The pass rate of this year’s ninth-grade national examinations reached over 90 percent, Ministry of Education officials said yesterday.
Chea Cheat, director of the Ministry’s education, youth and sport department, said that this year’s number of ninth graders passing their exams surpassed last year’s 82.18 percent pass rate because students had studied harder.
“The reason many students passed the exam is because they’re studying harder,” said Mr Cheat, adding: “every student that passed the exam did so because they have good discipline and showed ability at the examination, not because they paid a bribe to a proctor to be allowed to cheat.”
Mr Cheat also said that it was just as difficult to pass this year’s examinations as it was to pass last year’s, adding that the questions on this and last year’s exams were equally challenging and that students this year had to answer a similar percentage of questions correctly in order to receive a passing score as did students last year.
The ninth graders’ success on their examinations is also due to the municipal and military police’s crackdown on youth crime, pushing so-called gangsters off the streets and into school, he added.

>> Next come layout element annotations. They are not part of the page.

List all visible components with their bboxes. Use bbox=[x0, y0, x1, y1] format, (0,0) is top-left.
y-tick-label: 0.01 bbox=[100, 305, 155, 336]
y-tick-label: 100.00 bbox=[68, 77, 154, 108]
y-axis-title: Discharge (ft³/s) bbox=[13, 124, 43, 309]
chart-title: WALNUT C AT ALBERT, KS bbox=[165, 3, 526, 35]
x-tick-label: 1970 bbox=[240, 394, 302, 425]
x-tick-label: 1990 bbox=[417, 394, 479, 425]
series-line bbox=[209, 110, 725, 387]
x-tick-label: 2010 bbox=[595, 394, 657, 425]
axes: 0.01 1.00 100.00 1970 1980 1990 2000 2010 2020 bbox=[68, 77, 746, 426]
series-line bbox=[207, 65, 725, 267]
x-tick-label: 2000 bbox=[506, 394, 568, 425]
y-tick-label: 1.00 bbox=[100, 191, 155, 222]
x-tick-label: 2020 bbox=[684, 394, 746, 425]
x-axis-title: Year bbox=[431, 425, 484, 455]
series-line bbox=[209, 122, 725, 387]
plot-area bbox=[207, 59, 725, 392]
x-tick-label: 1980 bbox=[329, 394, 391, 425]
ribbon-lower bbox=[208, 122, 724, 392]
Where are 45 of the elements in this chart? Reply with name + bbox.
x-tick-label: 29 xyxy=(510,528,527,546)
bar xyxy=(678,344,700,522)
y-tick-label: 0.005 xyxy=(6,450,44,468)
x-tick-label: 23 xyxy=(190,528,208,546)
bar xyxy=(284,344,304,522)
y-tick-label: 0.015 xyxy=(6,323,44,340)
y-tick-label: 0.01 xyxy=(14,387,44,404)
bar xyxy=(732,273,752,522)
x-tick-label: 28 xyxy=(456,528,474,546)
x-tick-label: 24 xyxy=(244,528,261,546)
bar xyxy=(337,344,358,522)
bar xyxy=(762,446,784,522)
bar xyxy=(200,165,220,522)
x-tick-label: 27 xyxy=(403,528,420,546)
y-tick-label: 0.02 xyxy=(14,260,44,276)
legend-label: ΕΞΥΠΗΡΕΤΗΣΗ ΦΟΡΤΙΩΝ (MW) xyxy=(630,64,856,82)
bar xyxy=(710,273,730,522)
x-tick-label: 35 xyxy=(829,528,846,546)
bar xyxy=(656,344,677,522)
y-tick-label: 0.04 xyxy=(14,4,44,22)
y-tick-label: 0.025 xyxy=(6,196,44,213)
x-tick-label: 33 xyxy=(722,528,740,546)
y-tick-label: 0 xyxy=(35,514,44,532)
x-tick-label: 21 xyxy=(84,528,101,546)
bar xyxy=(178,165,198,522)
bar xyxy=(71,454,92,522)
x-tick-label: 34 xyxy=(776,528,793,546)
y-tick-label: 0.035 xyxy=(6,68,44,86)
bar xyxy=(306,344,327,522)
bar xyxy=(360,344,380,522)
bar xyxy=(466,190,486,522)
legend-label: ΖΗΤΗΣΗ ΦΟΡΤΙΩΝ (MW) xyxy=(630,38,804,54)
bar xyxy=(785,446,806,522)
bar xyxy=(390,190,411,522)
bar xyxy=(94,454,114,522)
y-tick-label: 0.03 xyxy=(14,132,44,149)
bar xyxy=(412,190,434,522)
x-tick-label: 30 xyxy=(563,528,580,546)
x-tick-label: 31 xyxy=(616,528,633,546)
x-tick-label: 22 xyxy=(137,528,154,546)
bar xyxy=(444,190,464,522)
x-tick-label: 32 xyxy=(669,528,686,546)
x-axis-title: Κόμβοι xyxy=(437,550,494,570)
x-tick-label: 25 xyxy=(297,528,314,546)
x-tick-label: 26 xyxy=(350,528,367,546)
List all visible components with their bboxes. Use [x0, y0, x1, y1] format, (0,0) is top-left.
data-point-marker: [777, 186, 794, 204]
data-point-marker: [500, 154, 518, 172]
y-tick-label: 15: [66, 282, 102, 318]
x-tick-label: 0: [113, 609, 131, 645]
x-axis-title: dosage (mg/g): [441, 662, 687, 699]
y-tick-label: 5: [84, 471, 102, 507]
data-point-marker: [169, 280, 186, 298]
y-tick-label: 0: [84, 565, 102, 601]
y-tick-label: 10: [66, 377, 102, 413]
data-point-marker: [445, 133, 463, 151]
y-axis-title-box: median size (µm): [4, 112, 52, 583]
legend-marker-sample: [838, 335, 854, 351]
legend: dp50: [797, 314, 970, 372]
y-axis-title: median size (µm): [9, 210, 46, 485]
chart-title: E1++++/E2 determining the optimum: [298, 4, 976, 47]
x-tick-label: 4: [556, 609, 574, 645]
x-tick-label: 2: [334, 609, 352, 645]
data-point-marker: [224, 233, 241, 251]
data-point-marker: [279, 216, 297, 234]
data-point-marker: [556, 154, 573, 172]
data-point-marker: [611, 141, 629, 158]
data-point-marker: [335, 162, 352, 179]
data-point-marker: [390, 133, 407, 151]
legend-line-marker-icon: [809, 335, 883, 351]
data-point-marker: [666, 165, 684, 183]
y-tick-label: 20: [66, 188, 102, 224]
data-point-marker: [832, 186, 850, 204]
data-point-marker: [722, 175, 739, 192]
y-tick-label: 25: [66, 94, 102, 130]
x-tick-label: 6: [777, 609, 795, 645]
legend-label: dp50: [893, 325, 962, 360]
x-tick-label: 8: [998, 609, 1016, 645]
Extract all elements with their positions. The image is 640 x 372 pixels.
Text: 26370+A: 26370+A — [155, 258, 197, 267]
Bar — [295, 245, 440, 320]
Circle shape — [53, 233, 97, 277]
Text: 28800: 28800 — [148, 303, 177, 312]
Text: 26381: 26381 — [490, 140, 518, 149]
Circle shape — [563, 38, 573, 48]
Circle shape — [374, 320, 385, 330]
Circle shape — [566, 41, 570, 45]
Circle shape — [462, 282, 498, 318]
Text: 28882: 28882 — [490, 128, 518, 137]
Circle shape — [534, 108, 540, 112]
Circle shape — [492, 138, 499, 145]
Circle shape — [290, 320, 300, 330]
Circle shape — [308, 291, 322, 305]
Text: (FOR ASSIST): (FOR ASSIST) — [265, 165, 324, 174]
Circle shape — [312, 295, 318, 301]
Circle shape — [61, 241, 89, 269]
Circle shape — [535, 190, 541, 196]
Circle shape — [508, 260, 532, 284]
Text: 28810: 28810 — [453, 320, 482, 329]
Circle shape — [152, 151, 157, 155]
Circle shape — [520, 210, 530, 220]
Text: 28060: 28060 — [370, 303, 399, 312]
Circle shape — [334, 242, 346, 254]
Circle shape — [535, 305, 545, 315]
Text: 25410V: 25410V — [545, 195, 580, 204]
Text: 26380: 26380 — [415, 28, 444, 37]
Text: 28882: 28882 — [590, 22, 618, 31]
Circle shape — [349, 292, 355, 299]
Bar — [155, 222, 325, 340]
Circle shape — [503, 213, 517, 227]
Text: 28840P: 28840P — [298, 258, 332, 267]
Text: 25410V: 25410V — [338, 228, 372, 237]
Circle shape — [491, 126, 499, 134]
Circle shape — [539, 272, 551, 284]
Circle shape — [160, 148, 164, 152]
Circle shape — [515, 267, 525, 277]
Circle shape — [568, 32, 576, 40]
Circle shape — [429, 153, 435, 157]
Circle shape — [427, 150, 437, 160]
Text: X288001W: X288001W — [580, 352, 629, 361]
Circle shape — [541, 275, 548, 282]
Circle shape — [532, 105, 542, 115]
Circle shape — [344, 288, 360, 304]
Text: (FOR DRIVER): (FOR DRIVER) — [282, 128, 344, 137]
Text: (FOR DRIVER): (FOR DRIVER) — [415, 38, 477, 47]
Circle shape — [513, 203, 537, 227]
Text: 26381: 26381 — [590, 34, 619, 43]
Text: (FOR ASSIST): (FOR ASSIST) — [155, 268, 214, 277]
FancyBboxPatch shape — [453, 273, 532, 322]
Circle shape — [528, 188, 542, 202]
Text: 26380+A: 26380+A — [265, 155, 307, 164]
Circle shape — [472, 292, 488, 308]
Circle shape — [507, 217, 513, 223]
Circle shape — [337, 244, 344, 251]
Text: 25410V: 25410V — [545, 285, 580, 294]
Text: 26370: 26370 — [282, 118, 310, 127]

“I’m very happy to have passed the exams, said Dol Vantha, 15, a secondary student at Chaktomuk Junior High School in Phnom Penh’s Daun Penh district, adding: “I did not cheat on the exams.”
A 16-year-old student at Indra Devi High School, who declined to give his name, said that he failed the exams, adding that he had seen other students pay off the exam proctor to allow them to use cheat notes and copy off each other’s papers while testing. “I failed the exam because I didn’t cheat,” he said.
Rong Chhun, president of The Cambodian Independent Teacher’s Association, said the exam’s high pass rate did not necessarily mean that students were getting smarter.
“We can’t make the evaluation that education quality is good just based on the high passing rate on the exams,” he said, claiming that he was aware of an incident in Preah Sihanouk province where teachers demanded $80 from their students in exchange for passing grades on the examinations and failed students who did not pay the sum.